A meme going around Jewish left circles has the speaker declare that the State of Israel and/or the war in Gaza and/or the State of Israel and Zionism are “not in my name.” It’s an interesting phrase, one that goes back, at least, ten years ago to protests in the UK against the Iraq War. It speaks to the relation, in this case an oppositional one, between individuals and groups of individuals who seek to organize into a political counter-movement vis-à-vis a political state. As a friend points out on FB, in this case it’s meant to assert a difference between Judaism and Israel, or Judaism and current Israeli war-making.
The phrase, however, is subject to a very subtle dialectic. When articulated with sufficient moral affect, the dialectics are such that the speaker has already ceded enormous power of the state to speak in his or her name. To make such a claim, the state must have already caught the speaker. The speaker has drawn close to the state, enveloped intimately and obsessively into its machinations. Otherwise there’s no basis for the opposition, until such a point that the state spits you out. If the state did not already speak “in my name” I wouldn’t have to say it. “Not in my name” is very different than the “render unto Ceasar” in the New Testament.

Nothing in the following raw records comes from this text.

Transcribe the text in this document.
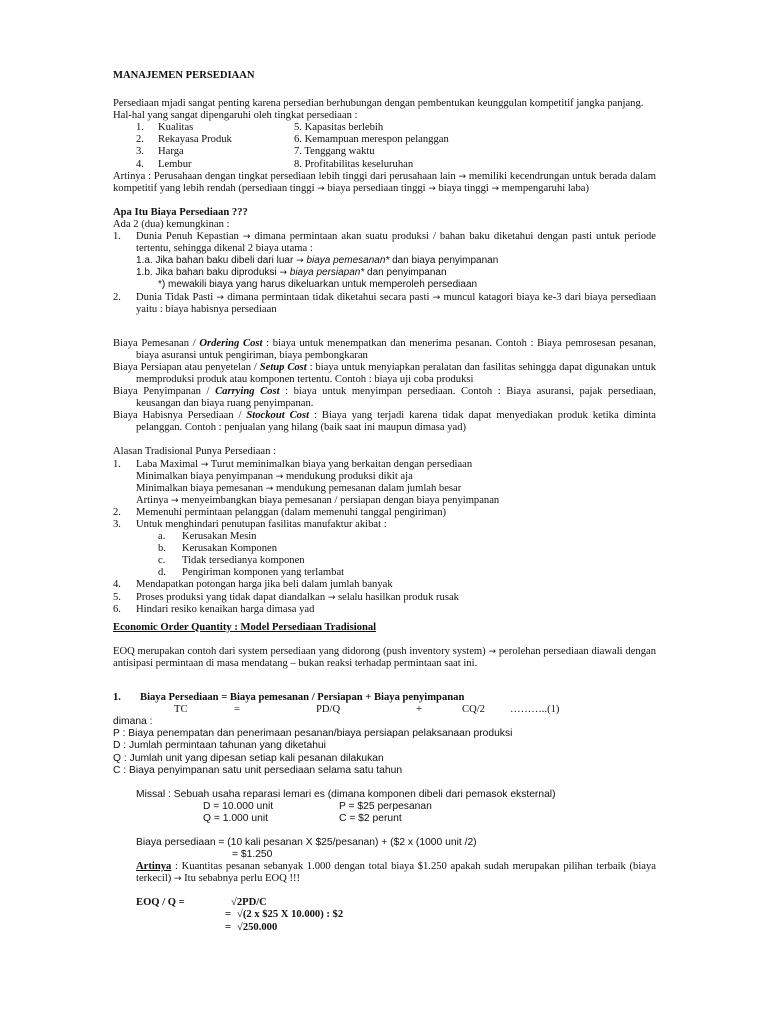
MANAJEMEN PERSEDIAAN

Persediaan mjadi sangat penting karena persedian berhubungan dengan pembentukan keunggulan kompetitif jangka panjang.

Hal-hal yang sangat dipengaruhi oleh tingkat persediaan :

1.	Kualitas	5. Kapasitas berlebih
2.	Rekayasa Produk	6. Kemampuan merespon pelanggan
3.	Harga	7. Tenggang waktu
4.	Lembur	8. Profitabilitas keseluruhan

Artinya : Perusahaan dengan tingkat persediaan lebih tinggi dari perusahaan lain → memiliki kecendrungan untuk berada dalam kompetitif yang lebih rendah (persediaan tinggi → biaya persediaan tinggi → biaya tinggi → mempengaruhi laba)

Apa Itu Biaya Persediaan ???

Ada 2 (dua) kemungkinan :

1.	Dunia Penuh Kepastian → dimana permintaan akan suatu produksi / bahan baku diketahui dengan pasti untuk periode tertentu, sehingga dikenal 2 biaya utama :

1.a. Jika bahan baku dibeli dari luar → biaya pemesanan* dan biaya penyimpanan

1.b. Jika bahan baku diproduksi → biaya persiapan* dan penyimpanan

*) mewakili biaya yang harus dikeluarkan untuk memperoleh persediaan

2.	Dunia Tidak Pasti → dimana permintaan tidak diketahui secara pasti → muncul katagori biaya ke-3 dari biaya persediaan yaitu : biaya habisnya persediaan

Biaya Pemesanan / Ordering Cost : biaya untuk menempatkan dan menerima pesanan. Contoh : Biaya pemrosesan pesanan, biaya asuransi untuk pengiriman, biaya pembongkaran

Biaya Persiapan atau penyetelan / Setup Cost : biaya untuk menyiapkan peralatan dan fasilitas sehingga dapat digunakan untuk memproduksi produk atau komponen tertentu. Contoh : biaya uji coba produksi

Biaya Penyimpanan / Carrying Cost : biaya untuk menyimpan persediaan. Contoh : Biaya asuransi, pajak persediaan, keusangan dan biaya ruang penyimpanan.

Biaya Habisnya Persediaan / Stockout Cost : Biaya yang terjadi karena tidak dapat menyediakan produk ketika diminta pelanggan. Contoh : penjualan yang hilang (baik saat ini maupun dimasa yad)

Alasan Tradisional Punya Persediaan :

1.	Laba Maximal → Turut meminimalkan biaya yang berkaitan dengan persediaan

Minimalkan biaya penyimpanan → mendukung produksi dikit aja

Minimalkan biaya pemesanan → mendukung pemesanan dalam jumlah besar

Artinya → menyeimbangkan biaya pemesanan / persiapan dengan biaya penyimpanan

2.	Memenuhi permintaan pelanggan (dalam memenuhi tanggal pengiriman)
3.	Untuk menghindari penutupan fasilitas manufaktur akibat :
a.	Kerusakan Mesin
b.	Kerusakan Komponen
c.	Tidak tersedianya komponen
d.	Pengiriman komponen yang terlambat
4.	Mendapatkan potongan harga jika beli dalam jumlah banyak
5.	Proses produksi yang tidak dapat diandalkan → selalu hasilkan produk rusak
6.	Hindari resiko kenaikan harga dimasa yad

Economic Order Quantity : Model Persediaan Tradisional

EOQ merupakan contoh dari system persediaan yang didorong (push inventory system) → perolehan persediaan diawali dengan antisipasi permintaan di masa mendatang – bukan reaksi terhadap permintaan saat ini.

1.	Biaya Persediaan = Biaya pemesanan / Persiapan + Biaya penyimpanan
TC	=	PD/Q	+	CQ/2	………..(1)

dimana :

P : Biaya penempatan dan penerimaan pesanan/biaya persiapan pelaksanaan produksi

D : Jumlah permintaan tahunan yang diketahui

Q : Jumlah unit yang dipesan setiap kali pesanan dilakukan

C : Biaya penyimpanan satu unit persediaan selama satu tahun

Missal : Sebuah usaha reparasi lemari es (dimana komponen dibeli dari pemasok eksternal)

D = 10.000 unit	P = $25 perpesanan
Q = 1.000 unit	C = $2 perunt

Biaya persediaan = (10 kali pesanan X $25/pesanan) + ($2 x (1000 unit /2)

= $1.250

Artinya : Kuantitas pesanan sebanyak 1.000 dengan total biaya $1.250 apakah sudah merupakan pilihan terbaik (biaya terkecil) → Itu sebabnya perlu EOQ !!!

EOQ / Q =	√2PD/C
= √(2 x $25 X 10.000) : $2
= √250.000
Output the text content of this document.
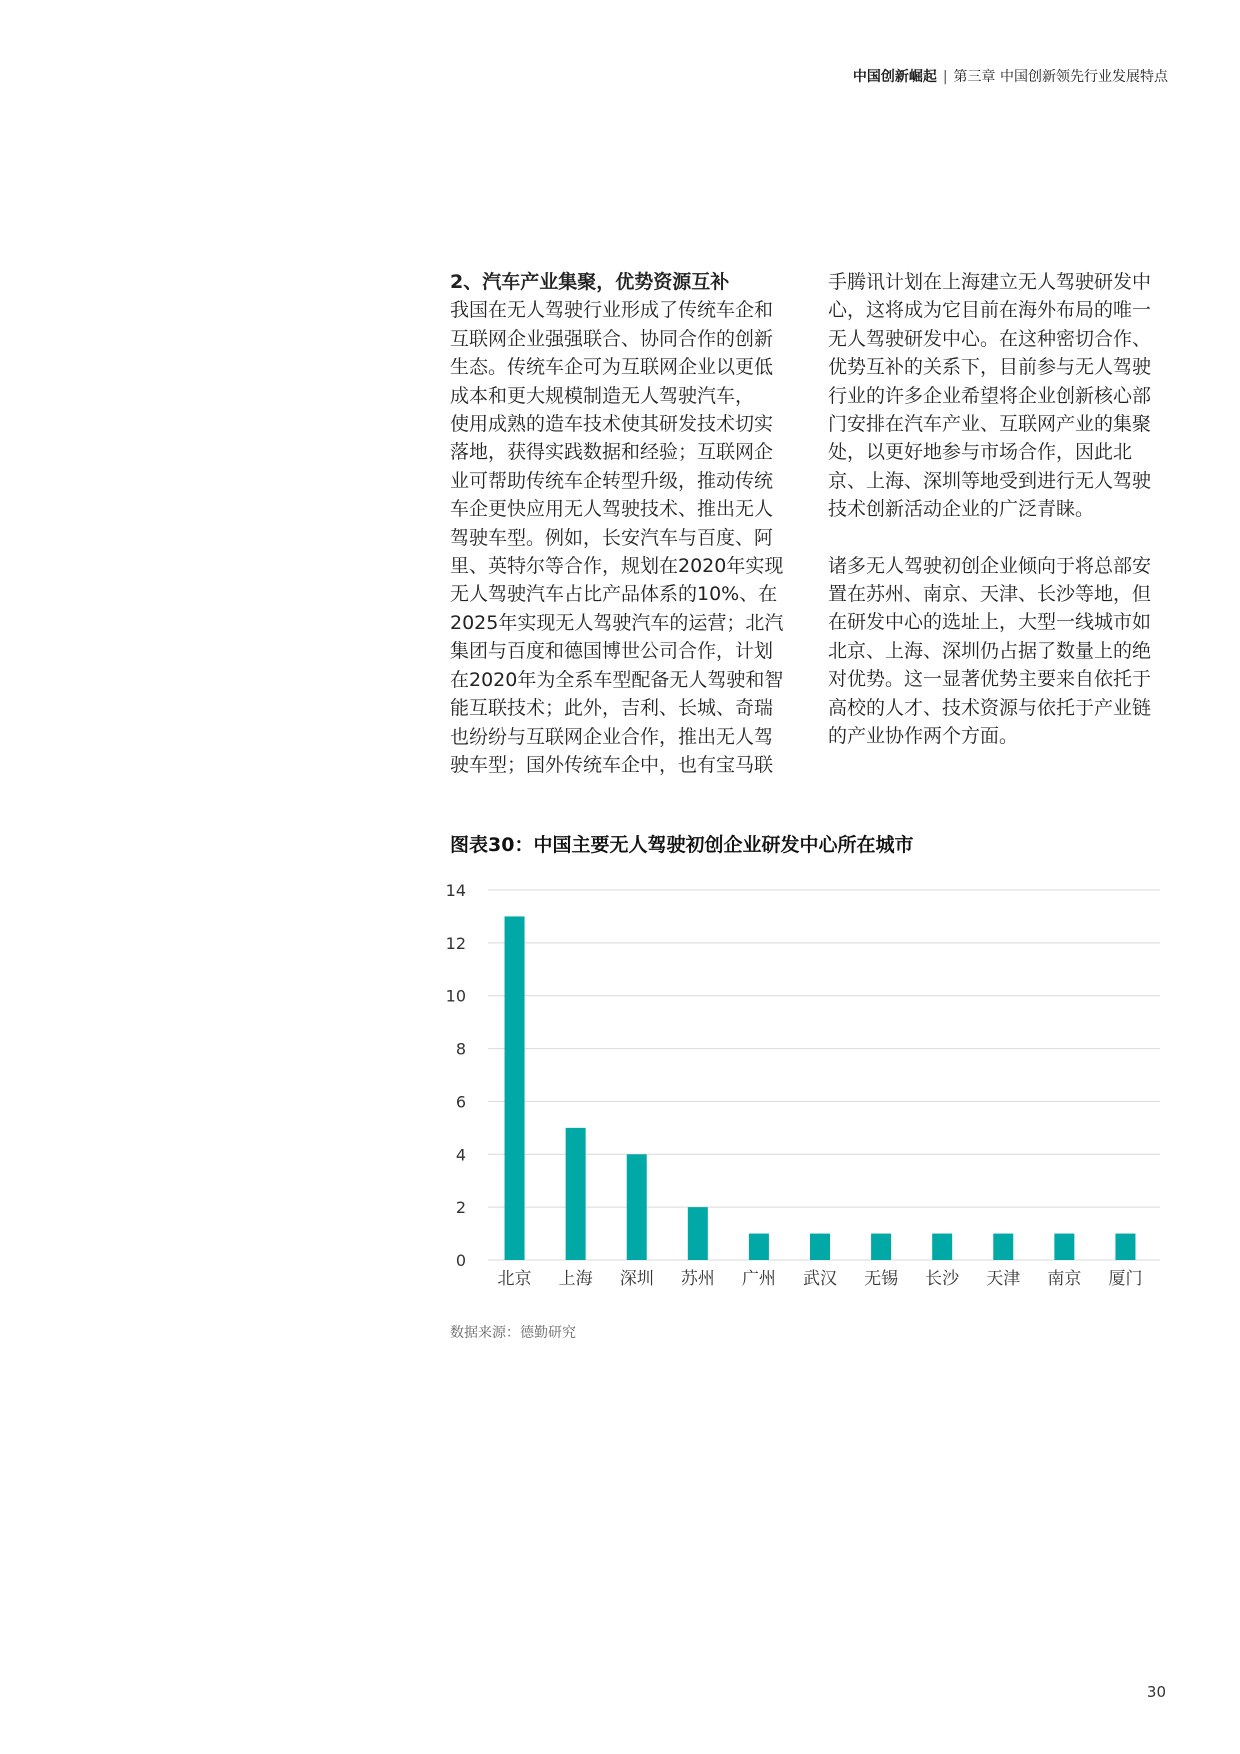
中国创新崛起 | 第三章 中国创新领先行业发展特点

2、汽车产业集聚，优势资源互补

我国在无人驾驶行业形成了传统车企和

互联网企业强强联合、协同合作的创新

生态。传统车企可为互联网企业以更低

成本和更大规模制造无人驾驶汽车，

使用成熟的造车技术使其研发技术切实

落地，获得实践数据和经验；互联网企

业可帮助传统车企转型升级，推动传统

车企更快应用无人驾驶技术、推出无人

驾驶车型。例如，长安汽车与百度、阿

里、英特尔等合作，规划在2020年实现

无人驾驶汽车占比产品体系的10%、在

2025年实现无人驾驶汽车的运营；北汽

集团与百度和德国博世公司合作，计划

在2020年为全系车型配备无人驾驶和智

能互联技术；此外，吉利、长城、奇瑞

也纷纷与互联网企业合作，推出无人驾

驶车型；国外传统车企中，也有宝马联

手腾讯计划在上海建立无人驾驶研发中

心，这将成为它目前在海外布局的唯一

无人驾驶研发中心。在这种密切合作、

优势互补的关系下，目前参与无人驾驶

行业的许多企业希望将企业创新核心部

门安排在汽车产业、互联网产业的集聚

处，以更好地参与市场合作，因此北

京、上海、深圳等地受到进行无人驾驶

技术创新活动企业的广泛青睐。

诸多无人驾驶初创企业倾向于将总部安

置在苏州、南京、天津、长沙等地，但

在研发中心的选址上，大型一线城市如

北京、上海、深圳仍占据了数量上的绝

对优势。这一显著优势主要来自依托于

高校的人才、技术资源与依托于产业链

的产业协作两个方面。

图表30：中国主要无人驾驶初创企业研发中心所在城市
0
2
4
6
8
10
12
14
北京 上海 深圳 苏州 广州 武汉 无锡 长沙 天津 南京 厦门
数据来源：德勤研究
30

As a U.S. citizen, I never thought to think that Israel speaks “in my name.” It can’t really, because I have no formal rights or obligations to that state, and I am in no need of its protection. My link to Israel, the country governed by the state, is affective and potential. And perhaps it’s that very potentiality that sets the teeth on edge for so many of my friends on the America Jewish left. As a Jew, I want the state of Israel to speak in my name the language of justice, mercy, and morality, not the language of power and domination. But it’s the latter language that is the one spoken by all states, despite and in tension with the values they claim to carry and seek to embody.
Herzl was right. Before they constitute a religion, they Jews are an umma. There’s no other way to explain the anger, bitterness, and disgust expressed for the State of Israel the further out on the U.S. Jewish left you go. Like it or not, Judaism and Zionism are too deeply imbricated to make for an easy separation. The more you repeat or flag the phrase, the more actively you deny the connection (as opposed to ignoring it), the more active you make the relation and deepen it, the more dragged you are into its controlling and determining discourse.
What’s the option then?
Not to give up, not to walk away, but to fix the condition, to make it right, and to do so in our name.
or at least try and get our more direct contributions (via US taxes and all) in order…
So if I understand you correctly, the “anger, bitterness, and disgust expressed for the State of Israel the further out on the U.S. Jewish left you go” are explained solely by the fact that the Jews are a nation, and the Jewish left does not want to be a part of it? Thanks, that is a relief.
As I thought all along, and I am happy to know you agree, its not about whatever the State of Israel is doing, regardless of the morality (or immorality) of its actions. The Jewish left (in Israel, too, by the way) will feel anger, bitterness, and disgust because of their own internal twists and disturbances, not because of the actions of the State of Israel. As any therapist will tell you, recognizing your problems is the first step towards a more healthy and balanced life. The question is – when and if is it going to happen and how much damage will the extreme left, Jewish and non-Jewish, inflict on the State of Israel before it comes to face its own fears and demons.